To our knowledge, our study firstly explored the effect of TAPB on inflammatory response indicators in patients with endometrial cancer after surgery, so as to estimate the effects of TAPB on tumor metastasis and prognosis in patients with cancer after surgery. Additionally, we controlled for the confounding effects of baseline NLR,PLR, and SII on the results, making the final results more convincing. During the trial, we found that ultrasound-guided visualization almost did not increase the risk of complications such as hematoma or infection that may be associated with nerve block. Our results showed that TAPB reduced postoperative NLR and PLR in patients with endometrial cancer, opening up more perspectives for the application of TAPB under the ERAS concept.

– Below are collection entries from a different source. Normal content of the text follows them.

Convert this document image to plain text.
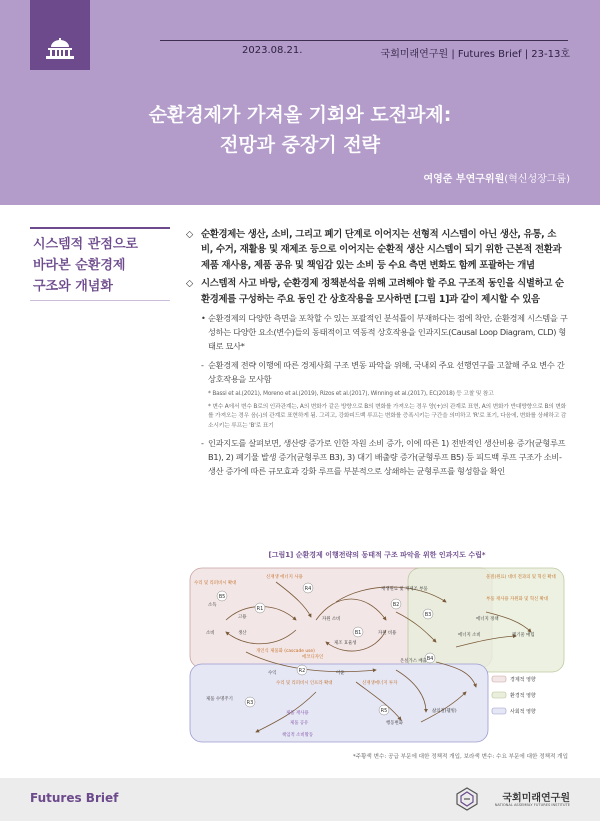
2023.08.21.	국회미래연구원 | Futures Brief | 23-13호
순환경제가 가져올 기회와 도전과제:
전망과 중장기 전략
여영준 부연구위원(혁신성장그룹)
시스템적 관점으로
바라본 순환경제
구조와 개념화
◇ 순환경제는 생산, 소비, 그리고 폐기 단계로 이어지는 선형적 시스템이 아닌 생산, 유통, 소비, 수거, 재활용 및 재제조 등으로 이어지는 순환적 생산 시스템이 되기 위한 근본적 전환과 제품 재사용, 제품 공유 및 책임감 있는 소비 등 수요 측면 변화도 함께 포괄하는 개념
◇ 시스템적 사고 바탕, 순환경제 정책분석을 위해 고려해야 할 주요 구조적 동인을 식별하고 순환경제를 구성하는 주요 동인 간 상호작용을 모사하면 [그림 1]과 같이 제시할 수 있음
• 순환경제의 다양한 측면을 포착할 수 있는 포괄적인 분석틀이 부재하다는 점에 착안, 순환경제 시스템을 구성하는 다양한 요소(변수)들의 동태적이고 역동적 상호작용을 인과지도(Causal Loop Diagram, CLD) 형태로 묘사*
- 순환경제 전략 이행에 따른 경제사회 구조 변동 파악을 위해, 국내외 주요 선행연구를 고찰해 주요 변수 간 상호작용을 모사함
* Bassi et al.(2021), Moreno et al.(2019), Rizos et al.(2017), Winning et al.(2017), EC(2018) 등 고찰 및 참고
* 변수 A에서 변수 B로의 인과관계는, A의 변화가 같은 방향으로 B의 변화를 가져오는 경우 양(+)의 관계로 표현, A의 변화가 반대방향으로 B의 변화를 가져오는 경우 음(-)의 관계로 표현하게 됨. 그리고, 강화피드백 루프는 변화를 증폭시키는 구간을 의미하고 'R'로 표기, 다음에, 변화를 상쇄하고 감소시키는 루프는 'B'로 표기
- 인과지도를 살펴보면, 생산량 증가로 인한 자원 소비 증가, 이에 따른 1) 전반적인 생산비용 증가(균형루프 B1), 2) 폐기물 발생 증가(균형루프 B3), 3) 대기 배출량 증가(균형루프 B5) 등 피드백 루프 구조가 소비-생산 증가에 따른 규모효과 강화 루프를 부분적으로 상쇄하는 균형루프를 형성함을 확인
[그림1] 순환경제 이행전략의 동태적 구조 파악을 위한 인과지도 수립*
R1
R2
R3
R4
R5
B1
B2
B3
B4
B5
수리 및 리퍼비시 확대
신재생 에너지 사용
소득
고용	자원 소비
재생원료 및 재제조 부품
물질(원료) 대비 전과의 및 혁신 확대
부품 재사용 자원화 및 혁신 확대
에너지 정책
소비	생산	자원 비용
제조 효율성
에너지 소비	폐기물 매립
개인식 제품화 (cascade use)
에코디자인
온실가스 배출
수익	이윤
수리 및 리퍼비시 인프라 확대	신재생에너지 투자
제품 수명주기
제품 재사용
제품 공유
책임적 소비활동
행동변화
삶의질(웰빙)
경제적 영향
환경적 영향
사회적 영향
*주황색 변수: 공급 부문에 대한 정책적 개입, 보라색 변수: 수요 부문에 대한 정책적 개입
Futures Brief	국회미래연구원
NATIONAL ASSEMBLY FUTURES INSTITUTE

This study still has some limitations. Firstly, the trial was a single-center, small-sample size study, and the generalizability and robustness of the results are limited by the size of the sample, and further studies would need to increase the number of study participants and the type of disease. And, after preliminary estimates of changes in postoperative inflammatory markers between the two groups, we did not make multiple comparisons of NLR, PLR, and SII at different time points in the groups, considering that the trends in the two groups might not reflect the advantages of the intervention. In addition, we did not compare the effects of different access routes of TAPB on postoperative NLR, PLR, and SII in patients undergoing radical endometrial cancer surgery. Finally, long-term follow-up of the prognosis of oncology patients is also a worthwhile part that should be focused on in future studies.

Conclusions

Ultrasound-guided TAPB reduced postoperative inflammation by lowering the levels of neutrophil, NLR, and SII, decreasing opioid consumption, and alleviating postoperative pain response, thereby affecting the prognosis of cancer patients.

Supporting information

S1 Checklist. CONSORT 2010 checklist of information to include when reporting a randomised trial*.

https://doi.org/10.1371/journal.pone.0315175.s001

(DOC)

Acknowledgments

We sincerely thank all participants who agreed to be included in our trial and the researchers who contributed to every aspect of the study.